Forbes India 15th Anniversary Special

Oh God! Devotional channels viewership falls 13% in Covid-19 lockdown

With a likely surge in coronavirus infection over the next few days, people might flock back to religious discourse for a sense of sanity and security, say analysts

Rajiv Singh
Published: Mar 27, 2020 06:37:03 PM IST
Updated: Jul 22, 2021 01:33:57 PM IST

Oh God! Devotional channels viewership falls 13% in Covid-19 lockdown

First, the facts. The daily average time spent (ATS) on devotional and spiritual channels during the week starting March 14 saw a dip of 13%, the second biggest dip after sports viewership, according to the latest BARC-Nielsen data on TV viewership in the wake of Covid-19 pandemic.

Now, the numbers. On March 14, the reported infected cases in India stood at 100, which increased to 169 over the next four days, and 194 by March 19. The infection was not widespread yet, the threat not yet existential; Indians were most likely playing down the potency of the virus. This might explain why people were not glued to devotional channels to seek refuge during the time of crisis.

“The TV data for devotional channels might be an aberration,” reckons Abraham Koshy, professor of marketing at IIM Ahmedabad. “Wait for the next week, and you might be surprised,” he says.

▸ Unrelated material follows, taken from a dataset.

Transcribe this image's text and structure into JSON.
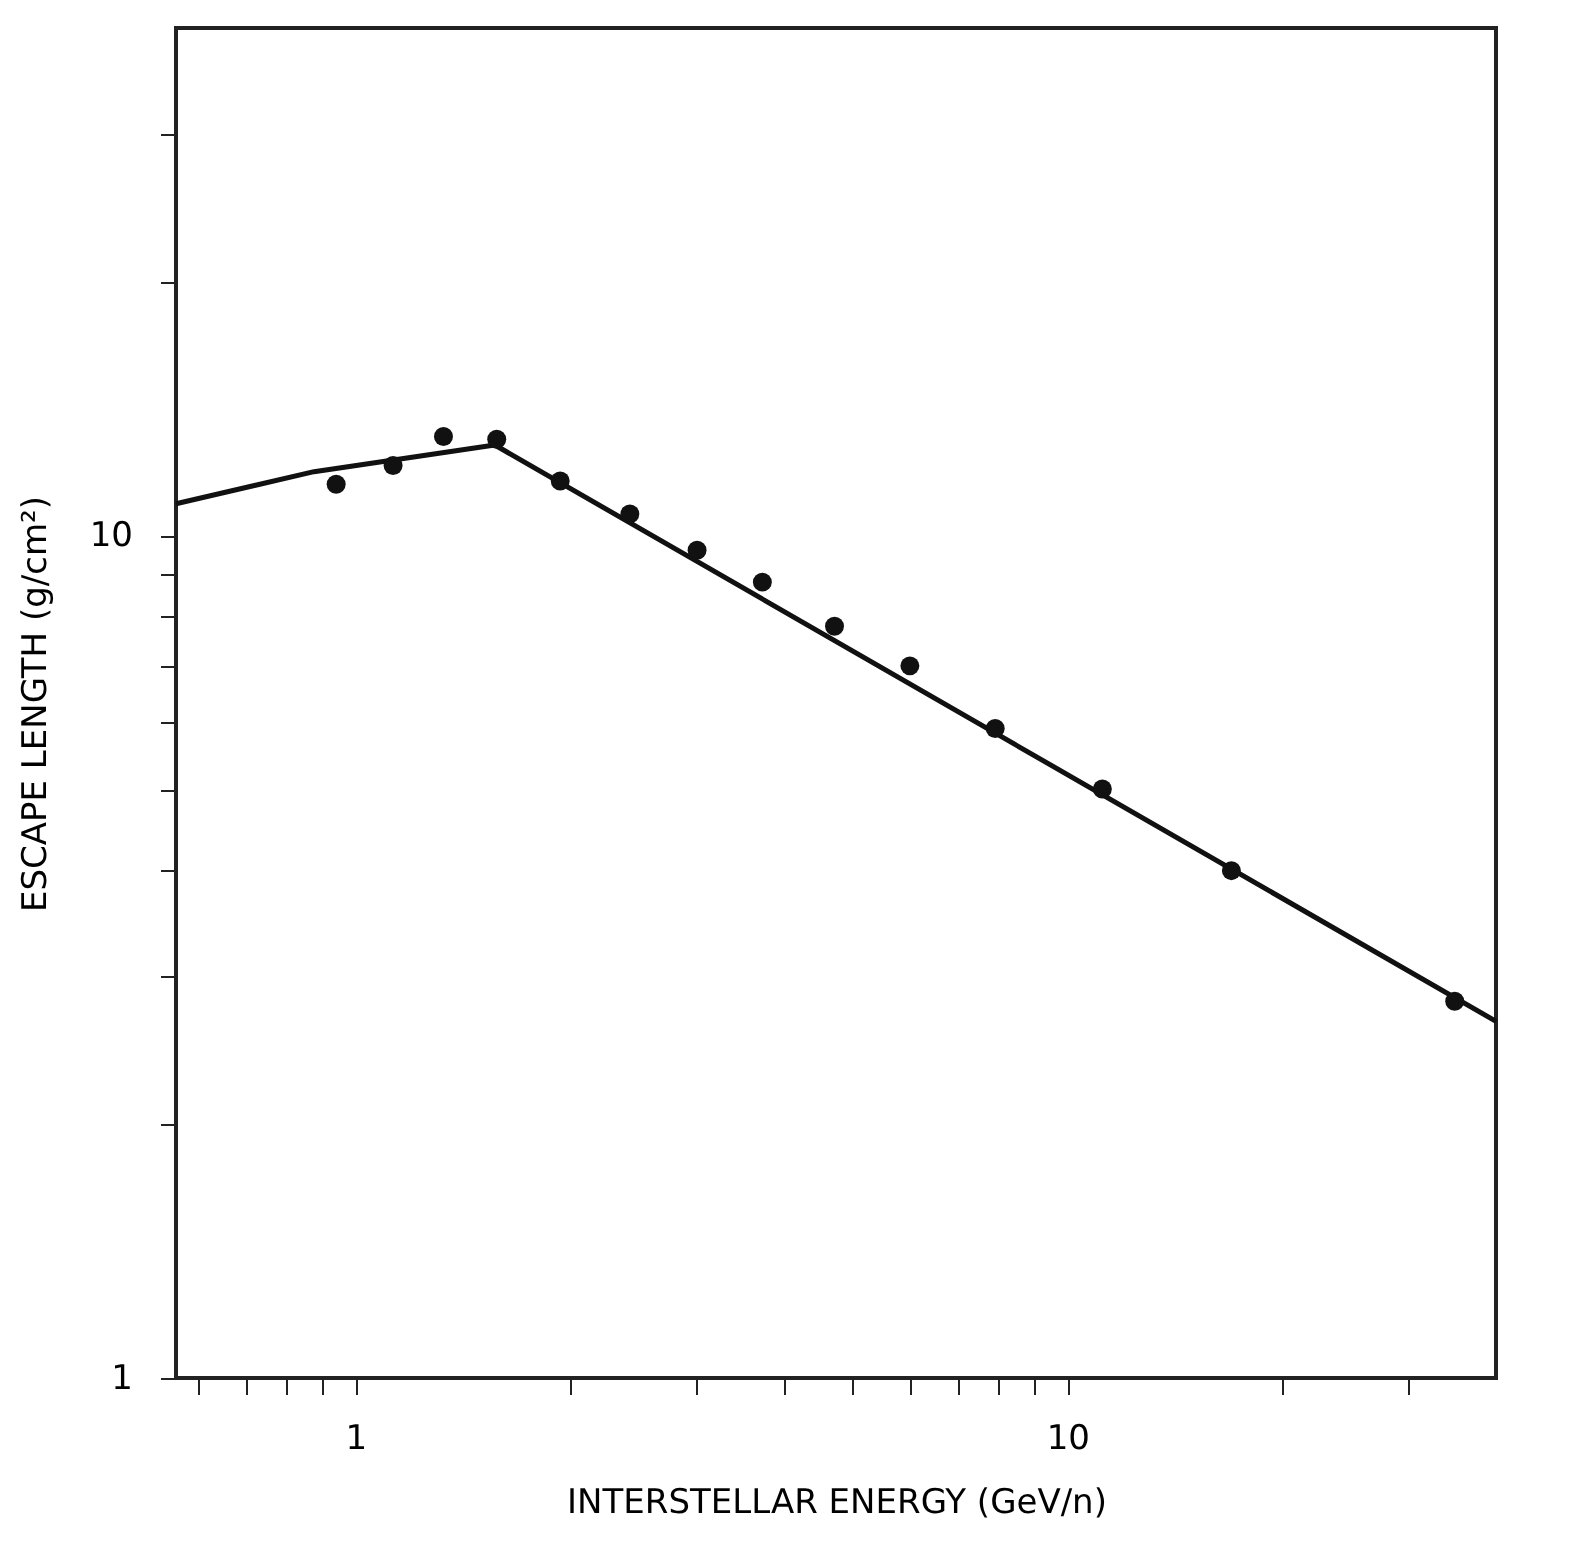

As the virus spreads at an alarming pace now—and it’s estimated to take on a more threatening trajectory over the next few days—people might watch less news and seek more divine gospel. “The threat has to be real and the crisis has to be severe for people to actively think of God,” Koshy contends.  

Godmen are not amused. “It’s a conspiracy to show that people are losing faith in God,” says a self-proclaimed godman in Delhi, who claims to have massive following. On a phone call with Forbes India, the ‘baba’, requesting anonymity, says that when people are not going to temples or mosques, the only way to seek solace and comfort is by watching such channels, to soothe nerves during stressful times. “How can viewership fall?” he questions.

What has, interestingly, also fallen at the same time is advertising by brands in some segments on TV. Take, for instance, auto, which has seen a fall of 17%. Or personal health care (ayurvedic, herbal products; rubs, balms, digestives, health supplements), which has seen a staggering dip of 29%. The categories that have hogged the limelight on TV are: Social advertising (147% jump), banking, financial and investment products (47%), and food and beverages (36%). While hair care has fallen by 7%, laundry has seen a modest growth of 2%.

With the government bringing back the Ramayan to television, first aired in 1987, on Doordarshan from tomorrow, will people get more devotional and spiritual buffer? Well, only God knows—lesser mortals will find out when a second set of TV data is released in a week. Till then, stay safe. Take care. And God bless.